Le 2ème groupe de la 2ème section, commandé par le lieutenant Kaverine, s’est installé derrière la partie latérale de ces murets, et couvrait le flanc gauche, tandis que le 2ème groupe de la 2ème section, commandé par le capitaine Berejnikov, s’est installé au centre, dans une porcherie, ce qui nous permettait de couvrir aisément le flanc droit ainsi que la route qui venait de Novo-Vorontsovka et traversait Marïïnskoé. J’étais non loin du capitaine Verejnikov, avec à mes cotés Choura Lazarev, Serge Néander et Efanov.

Mitrailleuse de type Maxim fabriqué à Toula à partir de 1910

En résumé, la 2ème section était en première ligne, avec derrière la 1ère section, et plus loin, le régiment « Kerch-Enikalsky » dont les fusils et les mitrailleuses « Maxim » tiraient par-dessus nos têtes.

On voyait de temps en temps s’avancer des groupes d’ennemis leur mortier tirait de plus en plus souvent. A un moment je remarquai que l’ennemi semblait se déplacer derrière les clôtures vers les maisons qui étaient à notre gauche, et j’en avertis le capitaine.

Embusqués dans notre porcherie, les fusils posés sur les appuis de tir, nous tirions posément sur tout ce qui bougeait, comme au stand de tir. Le froid était vif mais les doigts n’étaient pas engourdis grâce à la chaleur de la culasse des fusils. Pour le moment la 2ème section n’avait aucune perte et le moral était bon, chacun se rendant compte de l’importance du moment

Soudain, je vis apparaître, la silhouette penchée d’un petliourovets » tenant en main une « makhnovka » (fusil à canon coupé, utilisé couramment par les bandes de bandits, commandées par un aventurier nommé « Makhno », allié des « petliourovtsy »).
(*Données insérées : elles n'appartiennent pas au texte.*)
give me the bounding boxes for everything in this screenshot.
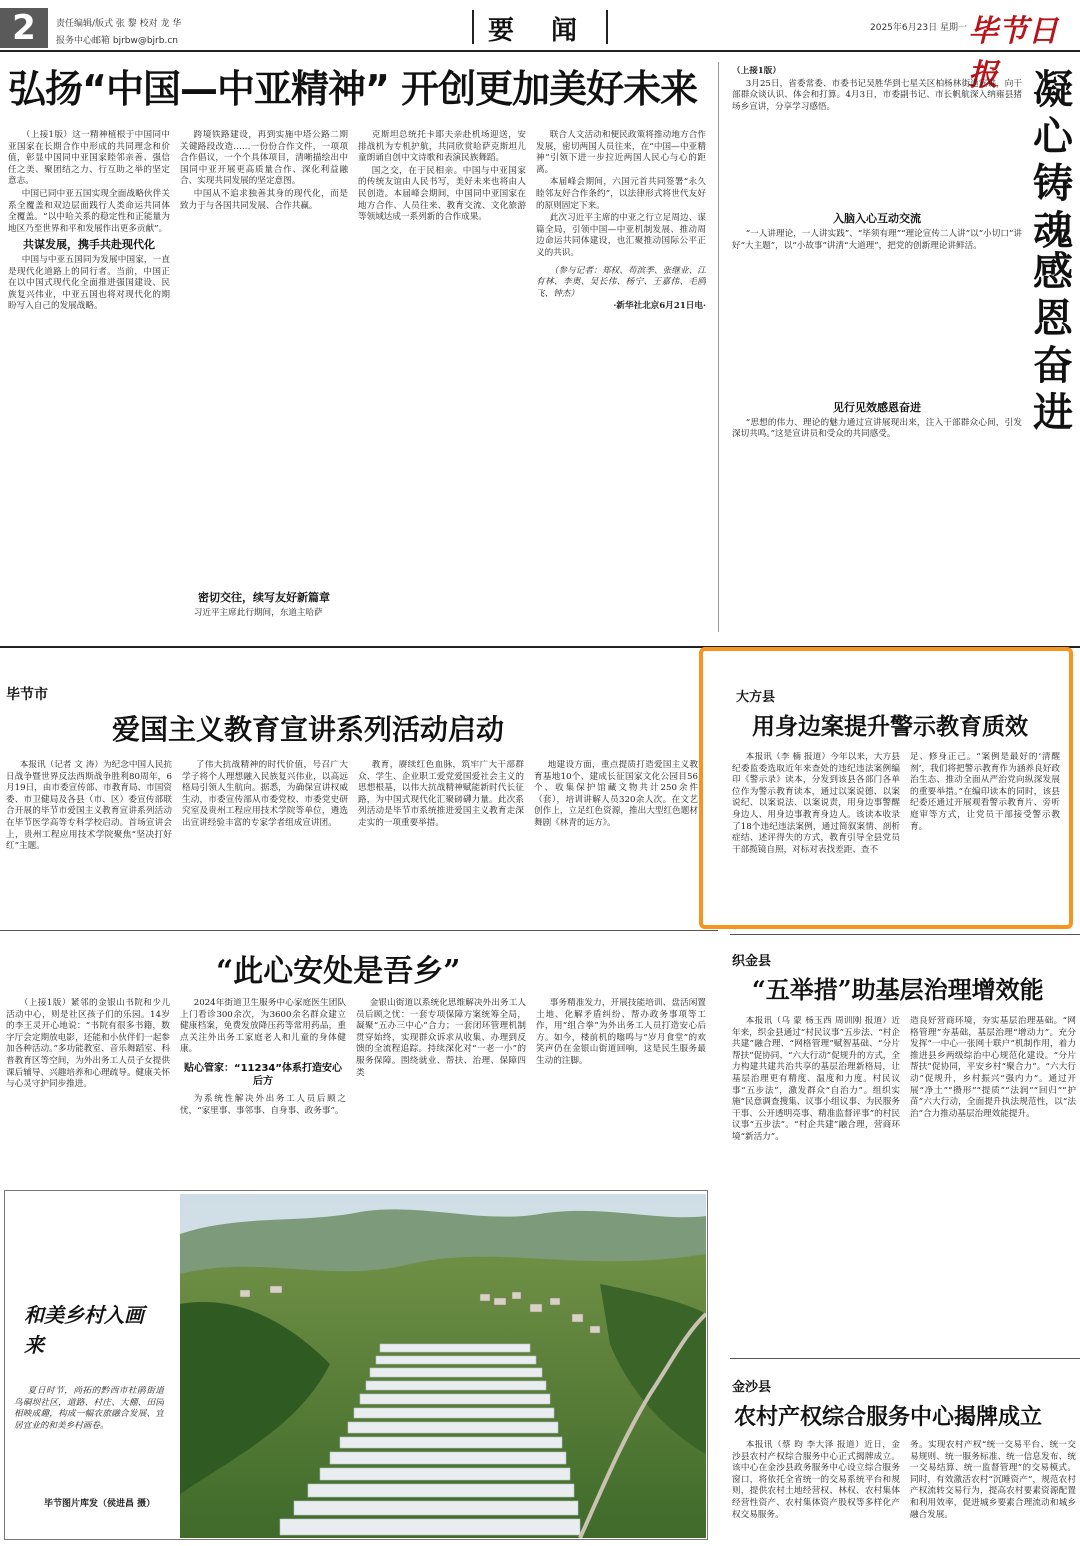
page-number-box bbox=[0, 8, 48, 48]
zhijin-column-1: 本报讯（乌 蒙 杨玉西 周训刚 报道）近年来，织金县通过“村民议事”五步法、“村企共建”融合理、“网格管理”赋智基础、“分片帮扶”促协同、“六大行动”促规升的方式，全力构建共建共治共享的基层治理新格局，让基层治理更有精度、温度和力度。村民议事“五步法”，激发群众“自治力”。组织实施“民意调查搜集、议事小组议事、为民服务干事、公开透明亮事、精准监督评事”的村民议事“五步法”。“村企共建”融合理，营商环境“新活力”。 bbox=[732, 1016, 900, 1142]
lead-col3-para: 国之交，在于民相亲。中国与中亚国家的传统友谊由人民书写，美好未来也将由人民创造。本届峰会期间，中国同中亚国家在地方合作、人员往来、教育交流、文化旅游等领域达成一系列新的合作成果。 bbox=[358, 165, 526, 223]
lead-side-divider bbox=[718, 62, 719, 632]
zhijin-place: 织金县 bbox=[732, 954, 772, 969]
photo-caption-title: 和美乡村入画来 bbox=[24, 1303, 144, 1357]
bijie-place: 毕节市 bbox=[6, 687, 48, 703]
dafang-headline: 用身边案提升警示教育质效 bbox=[752, 713, 1028, 740]
lead-column-4 bbox=[536, 130, 706, 638]
side-sub1-text: “一人讲理论，一人讲实践”、“毕须有理”“理论宣传二人讲”以“小切口”讲好“大主题”，以“小故事”讲清“大道理”，把党的创新理论讲鲜活。 bbox=[732, 228, 1022, 251]
bijie-headline: 爱国主义教育宣讲系列活动启动 bbox=[112, 713, 505, 746]
heart-column-2 bbox=[180, 998, 346, 1170]
lead-col4-para: 本届峰会期间，六国元首共同签署“永久睦邻友好合作条约”，以法律形式将世代友好的原则固定下来。 bbox=[536, 177, 706, 211]
side-subhead-1: 入脑入心互动交流 bbox=[833, 212, 921, 226]
photo-caption-text: 夏日时节，尚拓的黔西市杜鹃街道鸟硐坝社区，道路、村庄、大棚、田园相映成趣，构成一幅农旅融合发展、宜居宜业的和美乡村画卷。 bbox=[14, 1386, 164, 1431]
side-subhead-2: 见行见效感恩奋进 bbox=[833, 401, 921, 415]
dafang-column-2: 足、修身正己。“案例是最好的‘清醒剂’，我们将把警示教育作为涵养良好政治生态、推动全面从严治党向纵深发展的重要举措。”在编印读本的同时，该县纪委还通过开展观看警示教育片、旁听庭审等方式，让党员干部接受警示教育。 bbox=[910, 752, 1060, 832]
masthead-logo: 毕节日报 bbox=[968, 14, 1058, 93]
issue-date: 2025年6月23日 星期一 bbox=[870, 23, 967, 33]
jinsha-column-2: 务。实现农村产权“统一交易平台、统一交易规则、统一服务标准、统一信息发布、统一交易结算、统一监督管理”的交易模式。同时，有效激活农村“沉睡资产”，规范农村产权流转交易行为，提高农村要素资源配置和利用效率，促进城乡要素合理流动和城乡融合发展。 bbox=[910, 1440, 1076, 1520]
lead-col2-para: 习近平主席此行期间，东道主哈萨 bbox=[193, 607, 323, 618]
vertical-char: 魂 bbox=[1033, 207, 1073, 254]
lead-column-2 bbox=[180, 130, 348, 638]
section-rule-3 bbox=[730, 1358, 1080, 1359]
heart-column-1: （上接1版）紧邻的金银山书院和少儿活动中心，则是社区孩子们的乐园。14岁的李王灵开心地说：“书院有很多书籍，数字厅会定期放电影，还能和小伙伴们一起参加各种活动。”多功能教室、音乐舞蹈室、科普教育区等空间，为外出务工人员子女提供课后辅导、兴趣培养和心理疏导。健康关怀与心灵守护同步推进。 bbox=[6, 998, 170, 1090]
lead-col3-para: 克斯坦总统托卡耶夫亲赴机场迎送，安排战机为专机护航，共同欣赏哈萨克斯坦儿童朗诵自创中文诗歌和表演民族舞蹈。 bbox=[358, 130, 526, 164]
vertical-char: 铸 bbox=[1033, 160, 1073, 207]
lead-signature: （参与记者：郑权、苟滨季、张继业、江有林、李奥、吴长伟、杨宁、王嘉伟、毛鸥飞、钟杰） bbox=[536, 265, 706, 299]
lead-headline: 弘扬“中国—中亚精神” 开创更加美好未来 bbox=[8, 67, 698, 111]
vertical-char: 凝 bbox=[1033, 66, 1073, 113]
section-label: 要 闻 bbox=[488, 16, 592, 46]
header-divider-right bbox=[606, 10, 608, 44]
vertical-title-1 bbox=[1030, 66, 1076, 254]
section-rule-2 bbox=[0, 930, 718, 931]
lead-col2-para: 中国从不追求独善其身的现代化，而是致力于与各国共同发展、合作共赢。 bbox=[180, 188, 348, 211]
vertical-title-2 bbox=[1030, 248, 1076, 436]
dafang-place: 大方县 bbox=[736, 690, 776, 705]
side-column bbox=[732, 66, 1022, 632]
zhijin-headline: “五举措”助基层治理增效能 bbox=[752, 975, 1044, 1004]
lead-col4-para: 联合人文活动和便民政策将推动地方合作发展，密切两国人员往来，在“中国—中亚精神”引领下进一步拉近两国人民心与心的距离。 bbox=[536, 130, 706, 175]
vertical-char: 心 bbox=[1033, 113, 1073, 160]
side-continued: （上接1版） bbox=[732, 66, 781, 76]
vertical-char: 奋 bbox=[1033, 342, 1073, 389]
heart-headline: “此心安处是吾乡” bbox=[216, 954, 461, 989]
heart-col2b-para: 为系统性解决外出务工人员后顾之忧，“家里事、事邻事、自身事、政务事”。 bbox=[180, 1093, 346, 1116]
jinsha-column-1: 本报讯（蔡 昀 李大泽 报道）近日，金沙县农村产权综合服务中心正式揭牌成立。该中心在金沙县政务服务中心设立综合服务窗口，将依托全省统一的交易系统平台和规则，提供农村土地经营权、林权、农村集体经营性资产、农村集体资产股权等多样化产权交易服务。 bbox=[732, 1440, 900, 1520]
lead-subhead-exchange: 密切交往，续写友好新篇章 bbox=[198, 591, 330, 605]
heart-column-4: 事务精准发力，开展技能培训、盘活闲置土地、化解矛盾纠纷、帮办政务事项等工作，用“组合拳”为外出务工人员打造安心后方。如今，楼前机的嗡鸣与“岁月食堂”的欢笑声仍在金银山街道回响，这是民生服务最生动的注脚。 bbox=[536, 998, 706, 1066]
section-rule-2b bbox=[730, 934, 1080, 935]
jinsha-place: 金沙县 bbox=[732, 1380, 772, 1395]
lead-column-3 bbox=[358, 130, 526, 638]
aerial-village-photo bbox=[180, 1194, 706, 1538]
bijie-column-4: 地建设方面，重点提质打造爱国主义教育基地10个、建成长征国家文化公园目56个、收集保护馆藏文物共计250余件（套），培训讲解人员320余人次。在文艺创作上，立足红色资源，推出大型红色题材舞剧《林青的远方》。 bbox=[534, 760, 698, 828]
heart-col2-para: 2024年街道卫生服务中心家庭医生团队上门看诊300余次，为3600余名群众建立健康档案，免费发放降压药等常用药品，重点关注外出务工家庭老人和儿童的身体健康。 bbox=[180, 998, 346, 1055]
dafang-column-1: 本报讯（李 楠 报道）今年以来，大方县纪委监委选取近年来查处的违纪违法案例编印《警示录》读本，分发到该县各部门各单位作为警示教育读本，通过以案说德、以案说纪、以案说法、以案说责，用身边事警醒身边人、用身边事教育身边人。该读本收录了18个违纪违法案例，通过简叙案情、剖析症结、述评得失的方式，教育引导全县党员干部揽镜自照，对标对表找差距、查不 bbox=[732, 752, 900, 855]
side-intro: 3月25日，省委常委、市委书记吴胜华到七星关区柏杨林街道宣讲，向干部群众谈认识、体会和打算。4月3日，市委副书记、市长帆航深入纳雍县猪场乡宣讲，分享学习感悟。 bbox=[732, 78, 1022, 112]
header-rule bbox=[0, 50, 1080, 52]
lead-column-1 bbox=[8, 130, 170, 638]
lead-col4-para: 此次习近平主席的中亚之行立足周边、谋篇全局，引领中国—中亚机制发展、推动周边命运共同体建设，也汇聚推动国际公平正义的共识。 bbox=[536, 213, 706, 258]
lead-col2-para: 跨境铁路建设，再到实施中塔公路二期关键路段改造……一份份合作文件，一项项合作倡议，一个个具体项目，清晰描绘出中国同中亚开展更高质量合作、深化利益融合、实现共同发展的坚定意图。 bbox=[180, 130, 348, 187]
editor-credits: 责任编辑/版式 张 黎 校对 龙 华 bbox=[56, 19, 182, 29]
bijie-column-2: 了伟大抗战精神的时代价值，号召广大学子将个人理想融入民族复兴伟业，以高远格局引领人生航向。据悉，为确保宣讲权威生动，市委宣传部从市委党校、市委党史研究室及贵州工程应用技术学院等单位，遴选出宣讲经验丰富的专家学者组成宣讲团。 bbox=[182, 760, 348, 828]
side-sub2-text: “思想的伟力、理论的魅力通过宣讲展现出来，注入干部群众心间，引发深切共鸣。”这是宣讲员和受众的共同感受。 bbox=[732, 417, 1022, 440]
bijie-column-3: 教育，赓续红色血脉，筑牢广大干部群众、学生、企业职工爱党爱国爱社会主义的思想根基，以伟大抗战精神赋能新时代长征路，为中国式现代化汇聚磅礴力量。此次系列活动是毕节市系统推进爱国主义教育走深走实的一项重要举措。 bbox=[358, 760, 524, 828]
bijie-column-1: 本报讯（记者 文 涛）为纪念中国人民抗日战争暨世界反法西斯战争胜利80周年，6月19日，由市委宣传部、市教育局、市国资委、市卫健局及各县（市、区）委宣传部联合开展的毕节市爱国主义教育宣讲系列活动在毕节医学高等专科学校启动。首场宣讲会上，贵州工程应用技术学院聚焦“坚决打好红”主题。 bbox=[6, 760, 172, 852]
page-number: 2 bbox=[12, 8, 36, 48]
lead-col1-para: 中国与中亚五国同为发展中国家，一直是现代化道路上的同行者。当前，中国正在以中国式现代化全面推进强国建设、民族复兴伟业，中亚五国也将对现代化的期盼写入自己的发展战略。 bbox=[8, 254, 170, 312]
vertical-char: 感 bbox=[1033, 248, 1073, 295]
heart-subhead: 贴心管家：“11234”体系打造安心后方 bbox=[184, 1062, 342, 1087]
photo-credit: 毕节图片库发（侯进昌 摄） bbox=[44, 1499, 156, 1509]
vertical-char: 进 bbox=[1033, 389, 1073, 436]
zhijin-column-2: 造良好营商环境，夯实基层治理基础。“网格管理”夯基础，基层治理“增动力”。充分发挥“一中心一张网十联户”机制作用，着力推进县乡两级综治中心规范化建设。“分片帮扶”促协同，平安乡村“聚合力”。“六大行动”促规升，乡村振兴“强内力”。通过开展“净土”“攒形”“提质”“法润”“回归”“护苗”六大行动，全面提升执法规范性，以“法治”合力推动基层治理效能提升。 bbox=[910, 1016, 1076, 1119]
lead-dateline: ·新华社北京6月21日电· bbox=[613, 301, 706, 312]
lead-subhead-develop: 共谋发展，携手共赴现代化 bbox=[23, 238, 155, 252]
header-divider-left bbox=[472, 10, 474, 44]
jinsha-headline: 农村产权综合服务中心揭牌成立 bbox=[734, 1404, 1043, 1430]
lead-col1-para: 中国已同中亚五国实现全面战略伙伴关系全覆盖和双边层面践行人类命运共同体全覆盖。“以中哈关系的稳定性和正能量为地区乃至世界和平和发展作出更多贡献”。 bbox=[8, 188, 170, 234]
vertical-char: 恩 bbox=[1033, 295, 1073, 342]
lead-col1-para: （上接1版）这一精神植根于中国同中亚国家在长期合作中形成的共同理念和价值，彰显中国同中亚国家睦邻亲善、强信任之美、聚团结之力、行互助之举的坚定意志。 bbox=[8, 130, 170, 187]
email-line: 报务中心邮箱 bjrbw@bjrb.cn bbox=[56, 36, 178, 46]
heart-column-3: 金银山街道以系统化思维解决外出务工人员后顾之忧：一套专项保障方案统筹全局，凝聚“五办三中心”合力；一套闭环管理机制贯穿始终，实现群众诉求从收集、办理到反馈的全流程追踪。持续深化对“一老一小”的服务保障。围绕就业、帮扶、治理、保障四类 bbox=[356, 998, 526, 1078]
La distance était d’une centaine de pas. Je mis en joue la silhouette qui avançait et fit feu. Je vis l’homme tomber en arrière en lâchant son fusil. « Que Dieu ait son âme » pensais-je. Seul le Diable est gagnant dans cette guerre civile où le frère tue son frère !

A ma droite se tenait le capitaine de gendarmerie Nikitine et à gauche se trouvaient le docteur Grigorovitch, son très jeune frère Vitia, et encore plus loin le lieutenant Kaverine.

Nous continuions à tirer lorsque soudain, je vis Nikitine glisser en arrière, les yeux ouverts et la bouche ouverte comme étonnée, un flot de sang coulant d’un trou entre les deux sourcils.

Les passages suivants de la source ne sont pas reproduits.